Het verloop van de procedure blijkt uit het volgende:
1. het verzoekschrift ter griffie ontvangen op 17 december 2019;
2. de bijlagen ter griffie ontvangen op 11 februari 2020.

2..De feiten

2.1.
Op 5 december 2018 is te Hendrik-Ido-Ambacht overleden de heer [erflater] , geboren te [geboorteplaats erflater] op [geboortedatum erflater] , laatstelijk wonende te [woonplaats erflater] , [adres erflater] (hierna: erflater).
2.2.
Erflater was ten tijde van zijn overlijden ongehuwd en niet geregistreerd als partner. Erflater heeft één kind achtergelaten, de minderjarige [minderjarige] , geboren te [geboorteplaats minderjarige] op [geboortedatum minderjarige] 2011.
2.3.
Bij akte van 7 december 2005 heeft erflater samen met verzoekster een notarieel samenlevingscontract gesloten.
2.4.
Tot de tussen erflater en verzoekster bestaand hebbende gemeenschap behoorde de woning te [woonplaats erflater] , [adres erflater] .
2.5.
Bij testament, op 1 juni 2011 verleden ten overstaan van mr. drs. J.C.H. Bierenga, notaris te Zwijndrecht, heeft erflater over zijn nalatenschap beschikt en daarbij tot zijn erfgenamen benoemd: verzoekster voor één honderdste (1/100) gedeelte en zijn zoon [minderjarige] voor negenennegentig honderdste (99/100) gedeelte.

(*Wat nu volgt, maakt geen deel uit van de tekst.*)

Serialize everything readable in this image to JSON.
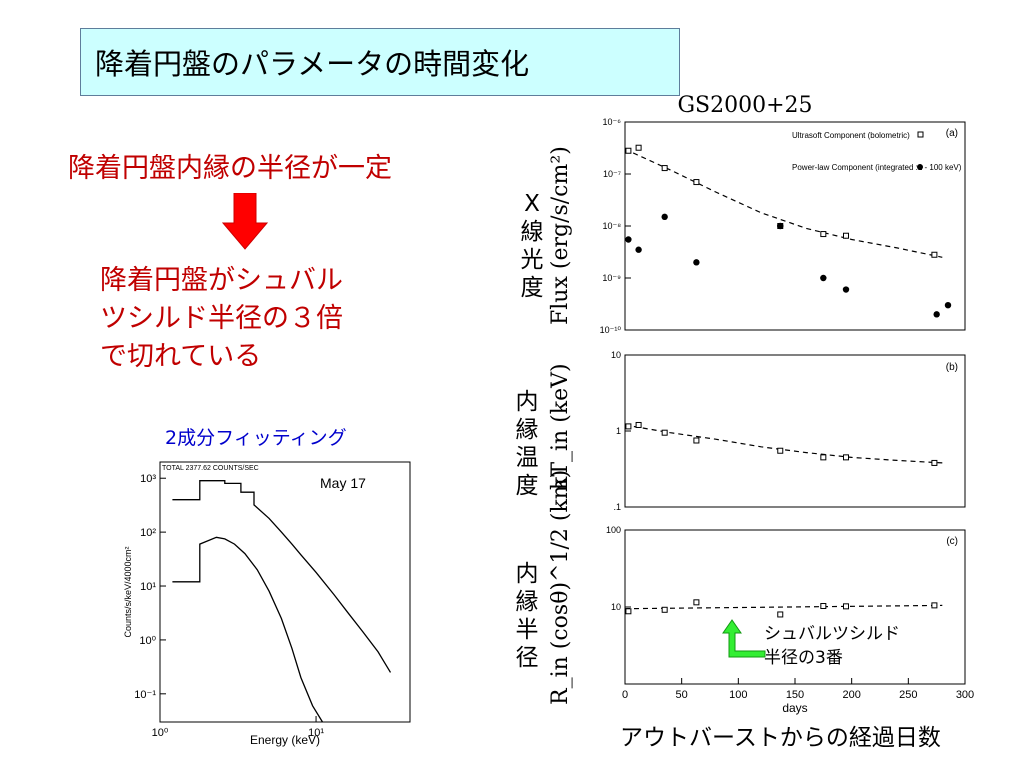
{
  "slide": {
    "title": "降着円盤のパラメータの時間変化",
    "statement1": "降着円盤内縁の半径が一定",
    "statement2_lines": [
      "降着円盤がシュバル",
      "ツシルド半径の３倍",
      "で切れている"
    ],
    "fit_title": "2成分フィッティング",
    "ylabel_flux_jp": [
      "X",
      "線",
      "光",
      "度"
    ],
    "ylabel_temp_jp": [
      "内",
      "縁",
      "温",
      "度"
    ],
    "ylabel_radius_jp": [
      "内",
      "縁",
      "半",
      "径"
    ],
    "xcaption": "アウトバーストからの経過日数",
    "annotation_lines": [
      "シュバルツシルド",
      "半径の3番"
    ]
  },
  "colors": {
    "title_bg": "#ccffff",
    "red_text": "#c00000",
    "blue_text": "#0000cc",
    "arrow_red": "#ff0000",
    "arrow_green": "#33ee33"
  },
  "chart_data": [
    {
      "type": "line",
      "panel": "spectrum",
      "header": "TOTAL   2377.62 COUNTS/SEC",
      "annotation": "May 17",
      "xlabel": "Energy (keV)",
      "ylabel": "Counts/s/keV/4000cm²",
      "x_log": true,
      "y_log": true,
      "xlim": [
        1,
        40
      ],
      "ylim": [
        0.03,
        2000
      ],
      "x_ticks": [
        "10⁰",
        "10¹"
      ],
      "y_ticks": [
        "10³",
        "10²",
        "10¹",
        "10⁰",
        "10⁻¹"
      ],
      "series": [
        {
          "x": [
            1.2,
            1.8,
            1.8,
            2.6,
            2.6,
            3.3,
            3.3,
            4.0,
            4.0,
            5.0,
            6.0,
            7.0,
            8.0,
            10.0,
            13.0,
            16.0,
            20.0,
            25.0,
            30.0
          ],
          "y": [
            400,
            400,
            900,
            900,
            800,
            800,
            550,
            550,
            320,
            180,
            100,
            60,
            38,
            18,
            7,
            3.2,
            1.4,
            0.6,
            0.25
          ]
        },
        {
          "x": [
            1.2,
            1.8,
            1.8,
            2.3,
            2.6,
            3.0,
            3.5,
            4.2,
            5.0,
            6.0,
            7.0,
            8.0,
            9.5,
            11.0
          ],
          "y": [
            12,
            12,
            60,
            80,
            75,
            60,
            40,
            20,
            8,
            2.5,
            0.7,
            0.2,
            0.06,
            0.03
          ]
        }
      ]
    },
    {
      "type": "scatter",
      "panel": "a",
      "title": "GS2000+25",
      "ylabel": "Flux (erg/s/cm²)",
      "y_log": true,
      "ylim": [
        1e-10,
        1e-06
      ],
      "xlim": [
        0,
        300
      ],
      "y_ticks": [
        "10⁻⁶",
        "10⁻⁷",
        "10⁻⁸",
        "10⁻⁹",
        "10⁻¹⁰"
      ],
      "label": "(a)",
      "legend": [
        "Ultrasoft Component (bolometric)",
        "Power-law Component (integrated :1 - 100 keV)"
      ],
      "series": [
        {
          "name": "Ultrasoft Component (bolometric)",
          "x": [
            3,
            12,
            35,
            63,
            137,
            175,
            195,
            273
          ],
          "y": [
            2.8e-07,
            3.2e-07,
            1.3e-07,
            7e-08,
            1e-08,
            7e-09,
            6.5e-09,
            2.8e-09
          ]
        },
        {
          "name": "Power-law Component (integrated :1 - 100 keV)",
          "x": [
            3,
            12,
            35,
            63,
            137,
            175,
            195,
            275,
            285
          ],
          "y": [
            5.5e-09,
            3.5e-09,
            1.5e-08,
            2e-09,
            1e-08,
            1e-09,
            6e-10,
            2e-10,
            3e-10
          ]
        }
      ],
      "fit": {
        "x": [
          0,
          40,
          80,
          120,
          160,
          200,
          240,
          280
        ],
        "y": [
          3e-07,
          1.2e-07,
          4.5e-08,
          1.8e-08,
          9e-09,
          5.5e-09,
          3.8e-09,
          2.5e-09
        ]
      }
    },
    {
      "type": "scatter",
      "panel": "b",
      "ylabel": "kT_in (keV)",
      "y_log": true,
      "ylim": [
        0.1,
        10
      ],
      "xlim": [
        0,
        300
      ],
      "y_ticks": [
        "10",
        "1",
        ".1"
      ],
      "label": "(b)",
      "series": [
        {
          "x": [
            3,
            12,
            35,
            63,
            137,
            175,
            195,
            273
          ],
          "y": [
            1.15,
            1.2,
            0.95,
            0.75,
            0.55,
            0.45,
            0.45,
            0.38
          ]
        }
      ],
      "fit": {
        "x": [
          0,
          40,
          80,
          120,
          160,
          200,
          240,
          280
        ],
        "y": [
          1.2,
          0.95,
          0.78,
          0.62,
          0.52,
          0.45,
          0.41,
          0.38
        ]
      }
    },
    {
      "type": "scatter",
      "panel": "c",
      "ylabel": "R_in (cosθ)^1/2 (km)",
      "xlabel": "days",
      "y_log": true,
      "ylim": [
        1,
        100
      ],
      "xlim": [
        0,
        300
      ],
      "y_ticks": [
        "100",
        "10"
      ],
      "x_ticks": [
        0,
        50,
        100,
        150,
        200,
        250,
        300
      ],
      "label": "(c)",
      "series": [
        {
          "x": [
            3,
            35,
            63,
            137,
            175,
            195,
            273
          ],
          "y": [
            8.8,
            9.2,
            11.5,
            8,
            10.3,
            10.2,
            10.5
          ]
        }
      ],
      "fit": {
        "x": [
          0,
          280
        ],
        "y": [
          9.5,
          10.5
        ]
      }
    }
  ]
}
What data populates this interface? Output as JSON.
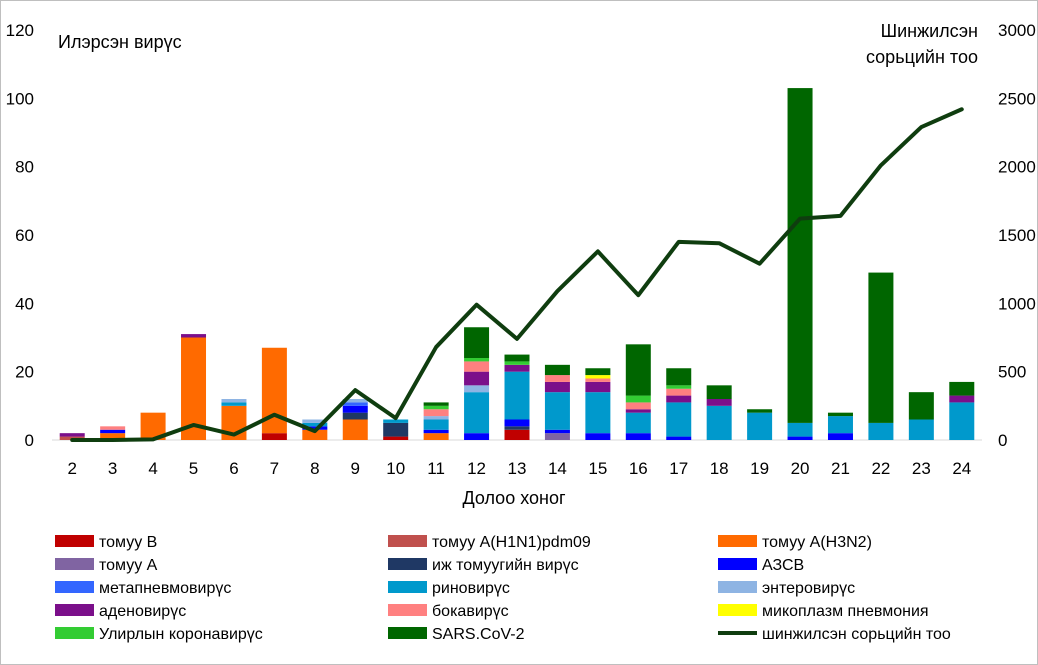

In de ‘Considerans’ van het testament is het volgende bepaald:
“Deze uiterste wil heeft mede ten doel mijn partner, mevrouw[verzoekster] ,geboren te [geboorteplaats verzoekster] op [geboortedatum verzoekster] , met wie ik op zeven december tweeduizend vijf een notarieel verleden samenlevingsovereenkomst ben aangegaan – binnen het kader van het hierna bepaalde – ongestoord te laten voortleven na mijn overlijden. Mijn partner ken ik daartoe ruime bevoegdheden toe om, indien gewenst, enig gerechtigde te worden van de goederen van mijn nalatenschap.”
2.6.
Erflater heeft in het testament de toepassing van afdeling 4.3.1. van Boek 4 BW uitgesloten en een ‘quasi-wettelijke verdeling door langstlevende’ opgenomen, waarbij het volgende is bepaald:
“ Ik leg mijn partner als executeur (…) de testamentaire last op in de zin van artikel 4:130 lid 2 en artikel 4:144 van het Burgerlijk Wetboek (…) om de nalatenschap te verdelen als ware er een wettelijke verdeling en inhoudelijk overeenkomend met de wettelijke verdeling als bedoeld in artikel 4:13 van het Burgerlijk Wetboek op de wijze als hierna is uitgewerkt. Op basis van artikel 4:171 van het Burgerlijk Wetboek ken ik mijn partner bovendien de bevoegdheid toe om, als vertegenwoordiger van mijn erfgenamen, de nalatenschap met inachtneming van het hierna bepaalde te verdelen bij notariële akte. Ik benoem haar hiertoe tot afwikkelingsbewindvoerder.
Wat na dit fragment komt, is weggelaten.